No I wouldn’t. I know countless people with everything to be thankful for; yet, they make themselves miserable based on a looming lack of appreciation. People with committed marriages are miserable. People with great jobs are miserable. People with supportive families are miserable. People in great health are miserable. In plain terms, people who are blessed beyond belief will tell you how terrible their lives are – and I find it a repugnant mindset.

All of this led me to the question of, Why are people who are so fortunate so miserable and ungrateful?

It turns out that there’s a scientific basis for misery and a lack of appreciation by those who are truly blessed with love, success, and financial security.

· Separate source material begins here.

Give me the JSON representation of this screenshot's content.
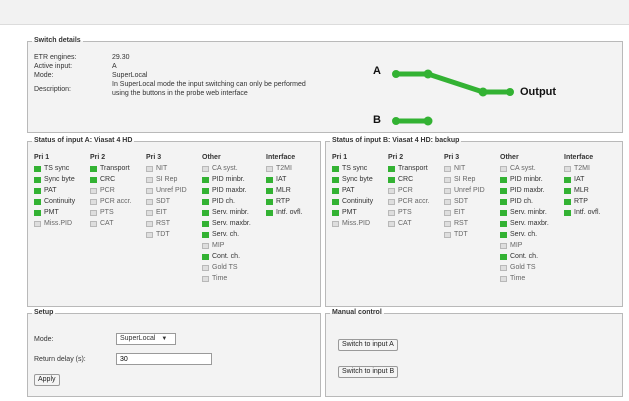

An article in the August 2010 issue of Psychological Science demonstrates that while the various forms of success in our lives can elevate us by class, status, and wealth, it simultaneously can impair our ability to enjoy or appreciate life, itself. It turns out that when we experience the success that life has to offer, it can numb us toward savoring the seemingly smaller – but ultimately important – parts of life, like being grateful for life, itself. As the study describes, it’s not unlike that “new car feeling,” where most appreciate a new car for a few weeks, but then lose gratitude toward it. Mr. Tool being pissed about his boat is merely emblematic that he’s lost the ability to realize how blessed he is in the most important ways, as with having a loving wife and two healthy kids. He’s allowed himself to lose humility and perspective by being blinded by good fortune.

The key, then, for all of us is to maintain a sense of perspective on our lives. Using myself as an example, I enjoy the material things I’ve earned – and feel blessed to have them, genuinely appreciating aspects like my career, house, boat, and van. However, truly, if I lost everything I have, I’d still be fulfilled as long as those close to me were healthy and happy, with my daughter being number one. You can fire me; burn down my house down; sink my boat; and, crash my van. Heck, give me a horrible disease in addition to my cerebral palsy. But, as long as my daughter is healthy and happy, I have no right to complain about anything, ever.

And, that’s what we all need to do at this moment: Remind ourselves of how blessed we are at the core levels of our lives, and approach the rest of life with a genuine sense of gratitude, right down to just being thrilled to be in line at Wal-Mart with a bunch of miserable people.